GABAergic Dysfunction in Autism
Johns Hopkins University
Autism Spectrum Disorder (ASD) has a great impact on the lives of those with the disorder and the people around them. The underlying causes of ASD are not well understood and ASD symptoms vary widely in type and degree. The inhibitory brain chemical GABA is known to be linked to brain development, cognitive functioning, and the processing of sensory information (e.g. touch). Growing evidence links a dysfunction in this GABA system to aspects of autism, particularly impairments in sensory processing (e.g. hyper/hyposensitivity to touch). Recently, it has become possible to measure the amount of GABA in a particular brain area non-invasively using an MRI technique called magnetic resonance spectroscopy (MRS). In a 10 min MRI scan, researchers can obtain reliable measurements of GABA. The research team has recently shown that differences in GABA among healthy subjects can explain performance differences on sensory tasks. For example, GABA concentration in the area of the brain that controls touch and movement (sensorimotor cortex) correlates with touch discrimination. These findings have particular relevance for ASD, because an atypical response to touch is a common (and diagnostic) feature of ASD and one that can substantially impair behavior. In this project, the fellow aims to test whether this relationship between GABA and touch explains the abnormal touch sensitivity often seen in ASD. The fellow will use MRS to look at GABA in combination with touch processing paradigms, to investigate whether there is a measurable difference in the GABA system in children with ASD, and whether this is related to autism-associated differences in the processing of touch. The findings from GABA MRS and its association with autistic behavior will provide a foundation for investigating novel treatment therapies, specifically use of medications that affect the GABA system.

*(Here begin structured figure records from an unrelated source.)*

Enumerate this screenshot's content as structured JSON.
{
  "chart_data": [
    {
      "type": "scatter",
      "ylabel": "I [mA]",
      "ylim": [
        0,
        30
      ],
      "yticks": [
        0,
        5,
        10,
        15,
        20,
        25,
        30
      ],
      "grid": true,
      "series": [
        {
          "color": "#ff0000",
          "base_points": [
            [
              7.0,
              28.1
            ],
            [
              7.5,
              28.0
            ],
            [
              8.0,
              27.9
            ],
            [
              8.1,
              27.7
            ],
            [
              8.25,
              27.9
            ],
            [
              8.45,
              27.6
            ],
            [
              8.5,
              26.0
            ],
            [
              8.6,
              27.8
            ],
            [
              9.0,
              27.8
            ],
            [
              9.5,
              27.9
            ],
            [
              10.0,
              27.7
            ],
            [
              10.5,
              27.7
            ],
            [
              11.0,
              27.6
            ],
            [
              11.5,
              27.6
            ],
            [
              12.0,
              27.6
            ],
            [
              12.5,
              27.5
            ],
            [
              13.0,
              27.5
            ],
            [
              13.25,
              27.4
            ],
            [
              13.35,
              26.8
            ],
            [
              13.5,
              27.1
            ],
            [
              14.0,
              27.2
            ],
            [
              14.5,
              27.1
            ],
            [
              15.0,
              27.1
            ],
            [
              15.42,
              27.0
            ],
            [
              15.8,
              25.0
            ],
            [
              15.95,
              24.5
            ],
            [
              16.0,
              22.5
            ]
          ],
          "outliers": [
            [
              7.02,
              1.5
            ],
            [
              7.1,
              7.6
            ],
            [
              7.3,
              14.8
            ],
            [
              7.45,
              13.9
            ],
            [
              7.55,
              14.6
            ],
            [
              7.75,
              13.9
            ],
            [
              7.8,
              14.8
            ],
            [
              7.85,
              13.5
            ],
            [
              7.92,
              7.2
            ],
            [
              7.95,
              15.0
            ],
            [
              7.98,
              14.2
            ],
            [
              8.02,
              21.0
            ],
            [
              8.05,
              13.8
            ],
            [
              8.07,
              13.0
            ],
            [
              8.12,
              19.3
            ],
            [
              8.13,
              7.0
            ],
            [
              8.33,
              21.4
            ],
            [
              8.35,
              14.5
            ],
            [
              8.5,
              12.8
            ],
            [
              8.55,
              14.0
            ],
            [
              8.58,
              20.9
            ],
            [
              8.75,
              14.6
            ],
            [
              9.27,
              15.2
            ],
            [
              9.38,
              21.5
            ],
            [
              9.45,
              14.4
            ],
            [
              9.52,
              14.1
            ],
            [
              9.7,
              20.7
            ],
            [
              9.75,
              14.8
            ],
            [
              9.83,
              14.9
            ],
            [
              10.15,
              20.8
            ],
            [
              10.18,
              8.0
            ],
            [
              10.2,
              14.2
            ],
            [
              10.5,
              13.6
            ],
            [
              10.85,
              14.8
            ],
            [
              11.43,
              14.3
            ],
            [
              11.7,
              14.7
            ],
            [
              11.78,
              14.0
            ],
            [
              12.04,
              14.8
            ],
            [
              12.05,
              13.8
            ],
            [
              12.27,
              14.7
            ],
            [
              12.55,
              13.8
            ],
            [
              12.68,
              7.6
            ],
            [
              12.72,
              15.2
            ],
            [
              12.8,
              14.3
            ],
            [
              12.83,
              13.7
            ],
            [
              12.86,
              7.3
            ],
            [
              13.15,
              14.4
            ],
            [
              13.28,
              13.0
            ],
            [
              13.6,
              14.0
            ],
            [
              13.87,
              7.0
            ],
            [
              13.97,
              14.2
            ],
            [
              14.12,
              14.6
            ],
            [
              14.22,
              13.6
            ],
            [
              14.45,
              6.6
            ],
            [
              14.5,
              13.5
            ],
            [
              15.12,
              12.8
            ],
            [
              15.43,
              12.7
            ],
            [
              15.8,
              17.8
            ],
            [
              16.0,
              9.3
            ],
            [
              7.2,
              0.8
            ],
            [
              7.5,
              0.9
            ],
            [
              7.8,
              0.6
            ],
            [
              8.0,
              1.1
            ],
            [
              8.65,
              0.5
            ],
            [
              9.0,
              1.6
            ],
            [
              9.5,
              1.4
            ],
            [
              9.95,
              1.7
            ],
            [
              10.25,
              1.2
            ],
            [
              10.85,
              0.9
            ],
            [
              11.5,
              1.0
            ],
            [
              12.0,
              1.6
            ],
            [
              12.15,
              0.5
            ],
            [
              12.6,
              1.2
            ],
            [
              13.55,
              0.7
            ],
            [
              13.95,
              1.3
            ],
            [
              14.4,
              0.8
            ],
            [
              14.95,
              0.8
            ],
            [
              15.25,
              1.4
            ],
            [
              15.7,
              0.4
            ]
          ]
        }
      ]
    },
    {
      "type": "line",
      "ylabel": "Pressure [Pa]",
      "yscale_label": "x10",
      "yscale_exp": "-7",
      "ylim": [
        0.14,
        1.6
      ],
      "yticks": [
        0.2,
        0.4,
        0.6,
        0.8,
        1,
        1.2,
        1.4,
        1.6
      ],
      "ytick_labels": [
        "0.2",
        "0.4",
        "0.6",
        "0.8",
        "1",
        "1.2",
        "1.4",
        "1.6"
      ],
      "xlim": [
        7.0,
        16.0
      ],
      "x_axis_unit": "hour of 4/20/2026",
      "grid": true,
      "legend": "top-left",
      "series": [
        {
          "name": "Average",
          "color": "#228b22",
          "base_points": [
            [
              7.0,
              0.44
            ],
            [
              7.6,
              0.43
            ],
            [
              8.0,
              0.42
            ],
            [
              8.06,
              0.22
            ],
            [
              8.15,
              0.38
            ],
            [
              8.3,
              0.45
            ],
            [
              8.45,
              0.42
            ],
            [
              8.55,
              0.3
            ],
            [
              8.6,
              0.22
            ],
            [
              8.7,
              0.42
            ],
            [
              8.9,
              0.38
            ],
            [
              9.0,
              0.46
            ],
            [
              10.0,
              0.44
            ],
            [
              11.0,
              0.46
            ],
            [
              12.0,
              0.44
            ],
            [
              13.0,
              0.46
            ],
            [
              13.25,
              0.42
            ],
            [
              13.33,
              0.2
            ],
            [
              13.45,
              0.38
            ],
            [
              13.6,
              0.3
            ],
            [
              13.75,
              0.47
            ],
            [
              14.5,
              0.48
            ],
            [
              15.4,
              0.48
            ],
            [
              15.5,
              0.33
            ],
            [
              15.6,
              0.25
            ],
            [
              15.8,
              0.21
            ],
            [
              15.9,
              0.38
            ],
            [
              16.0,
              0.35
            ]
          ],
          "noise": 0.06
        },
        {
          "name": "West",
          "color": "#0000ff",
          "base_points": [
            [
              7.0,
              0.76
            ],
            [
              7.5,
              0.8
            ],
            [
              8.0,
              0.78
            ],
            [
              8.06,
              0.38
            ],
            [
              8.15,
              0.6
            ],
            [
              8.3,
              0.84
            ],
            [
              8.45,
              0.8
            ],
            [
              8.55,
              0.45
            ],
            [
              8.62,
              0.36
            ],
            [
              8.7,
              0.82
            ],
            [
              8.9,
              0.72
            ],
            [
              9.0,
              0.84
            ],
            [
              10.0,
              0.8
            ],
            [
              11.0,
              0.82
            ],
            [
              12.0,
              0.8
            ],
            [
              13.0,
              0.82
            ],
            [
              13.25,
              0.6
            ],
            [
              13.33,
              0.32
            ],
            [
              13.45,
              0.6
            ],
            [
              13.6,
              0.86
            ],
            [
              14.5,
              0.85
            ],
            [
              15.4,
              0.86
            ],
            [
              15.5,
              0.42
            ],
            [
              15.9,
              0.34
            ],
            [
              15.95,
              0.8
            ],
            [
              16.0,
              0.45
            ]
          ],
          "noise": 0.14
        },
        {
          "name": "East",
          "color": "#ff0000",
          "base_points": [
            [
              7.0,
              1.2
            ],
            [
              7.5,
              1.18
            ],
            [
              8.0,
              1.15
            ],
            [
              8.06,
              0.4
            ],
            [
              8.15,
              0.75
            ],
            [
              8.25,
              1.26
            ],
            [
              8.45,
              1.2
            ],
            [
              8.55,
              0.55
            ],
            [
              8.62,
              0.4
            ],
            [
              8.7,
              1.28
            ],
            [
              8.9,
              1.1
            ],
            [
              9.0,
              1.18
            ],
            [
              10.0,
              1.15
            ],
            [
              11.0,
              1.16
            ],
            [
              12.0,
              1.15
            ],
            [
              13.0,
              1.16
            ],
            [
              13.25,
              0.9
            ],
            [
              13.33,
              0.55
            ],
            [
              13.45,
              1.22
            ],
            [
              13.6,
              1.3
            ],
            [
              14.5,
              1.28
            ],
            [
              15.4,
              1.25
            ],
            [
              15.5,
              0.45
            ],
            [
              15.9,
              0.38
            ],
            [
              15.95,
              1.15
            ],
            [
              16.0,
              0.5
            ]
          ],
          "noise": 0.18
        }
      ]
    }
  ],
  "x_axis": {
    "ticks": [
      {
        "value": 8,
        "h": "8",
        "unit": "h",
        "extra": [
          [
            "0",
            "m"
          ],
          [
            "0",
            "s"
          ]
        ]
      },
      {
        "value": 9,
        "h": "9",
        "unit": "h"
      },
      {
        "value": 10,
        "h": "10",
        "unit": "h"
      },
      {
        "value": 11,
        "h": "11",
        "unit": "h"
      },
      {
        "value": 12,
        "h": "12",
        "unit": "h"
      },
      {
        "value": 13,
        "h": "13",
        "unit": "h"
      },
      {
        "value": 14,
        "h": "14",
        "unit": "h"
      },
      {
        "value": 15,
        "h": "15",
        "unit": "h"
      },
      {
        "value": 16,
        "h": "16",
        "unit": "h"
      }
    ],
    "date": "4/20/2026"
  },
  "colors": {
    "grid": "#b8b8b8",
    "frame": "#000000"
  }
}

This project translates the major finding (or focus) of the applicant’s PhD research to a new, clinical arena (ASD research) in which it has clear relevance. In addition to the fellow’s primary mentors, the fellow’s current expertise will be augmented by mentors from Johns Hopkins University (JHU) and Kennedy Krieger to provide a deeper understanding of ASD, including diagnosis, treatment and clinical autism research. Further educational benefit will come from attending courses at taught at JHU, weekly local seminars and international research conferences.